Scenes From a Spending Spree

The House stimulus bill recalls those old TV game shows with contestants racing the clock to fill shopping carts, items spilling into the aisles in a mad dash to the checkout counter.

In the House, $200 million to re-sod the National Mall and $200 million to extend Medicare to cover family planning services fell out yesterday as Democrats keep ransacking the shelves from what the livid Wall Street Journal calls their "40-year wish list."

Is this the only way to revive a sinking economy--to rush through 647 pages of $825 billion in scattershot spending? The President talks about transparency and accountability, but it's hard to see those elements in a grab bag of what he himself has denounced as "throwing money" at the economy.

The funds for infrastructure are beyond dispute but make up only a small fraction of the whole.

“They keep comparing this to Eisenhower, but he proposed a $500 billion highway system, and they’re going to put $30 billion” in roads and bridges, says the ranking member of the House Transportation Committee. “How farcical can you be?

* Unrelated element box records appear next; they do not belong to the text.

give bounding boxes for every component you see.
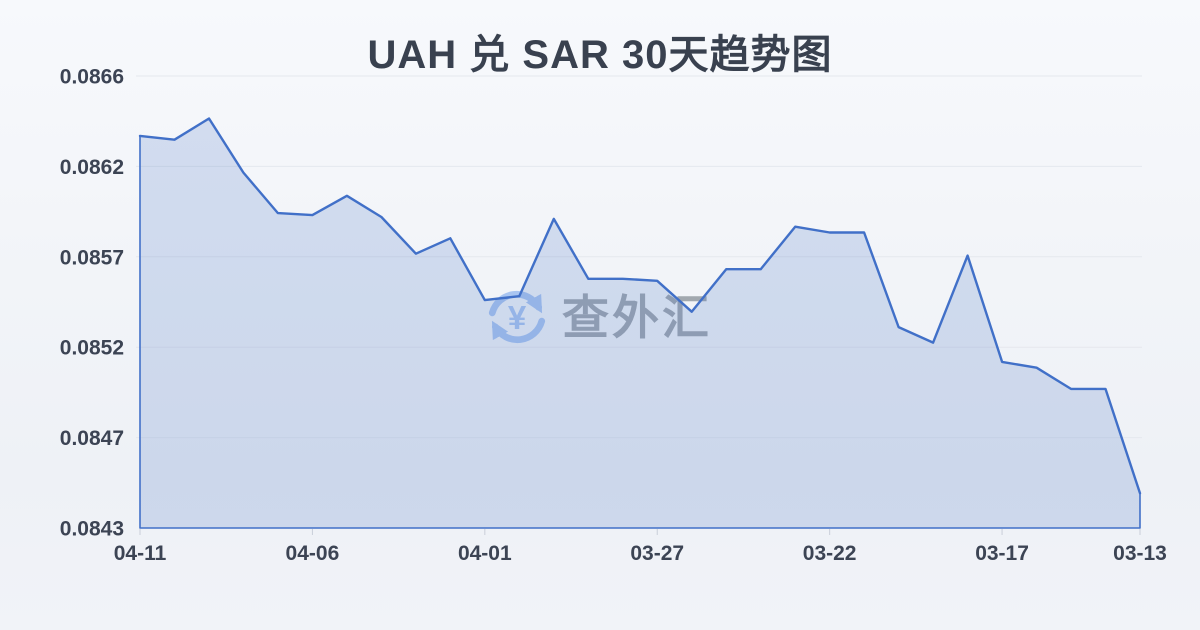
x-axis-label: 03-13: [1113, 542, 1167, 565]
svg-text:¥: ¥: [508, 299, 527, 336]
y-axis-label: 0.0852: [60, 337, 124, 360]
x-axis-label: 04-01: [458, 542, 512, 565]
y-axis-label: 0.0866: [60, 66, 124, 89]
y-axis-label: 0.0843: [60, 518, 124, 541]
y-axis-label: 0.0857: [60, 246, 124, 269]
y-axis-label: 0.0862: [60, 156, 124, 179]
watermark: ¥ 查外汇: [484, 284, 712, 350]
x-axis-label: 04-06: [286, 542, 340, 565]
watermark-text: 查外汇: [562, 294, 712, 341]
trend-line: [138, 117, 1142, 495]
y-axis-label: 0.0847: [60, 427, 124, 450]
x-axis-label: 04-11: [114, 542, 167, 565]
page-title: UAH 兑 SAR 30天趋势图: [367, 33, 833, 77]
x-axis-label: 03-22: [803, 542, 857, 565]
x-axis-label: 03-17: [975, 542, 1029, 565]
currency-exchange-icon: ¥: [488, 290, 546, 344]
x-axis-label: 03-27: [630, 542, 684, 565]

Give me a break.”

After eight years of Bush inaction and deadlock, the exhilaration of rapid movement is understandable, but does everything have to be done at once?

If Democrats have to give up on bipartisanship, as seems inevitable, they should be thinking twice about ramming through a bill with booby traps that are sure to explode in their faces and undermine long-term fixes for the economy.

By all means, start the flow of defensible government spending, provide loans for hard-pressed states and municipalities, and strong-arm the banks into using bailout money for lending, but can't we slow down the drunken-sailor act? The hangover could be painful in the extreme.

1 comment:

Anonymous said...

You are right about the spending spree...
While in other world news today Reuters reports that the Chinese premier blames the world financial crisis on the U.S. "debt-financed spending binge and blind pursuit of profit."
Isn't it ironic, now, that the cure for a debt-financed spending binge is yet more of the same?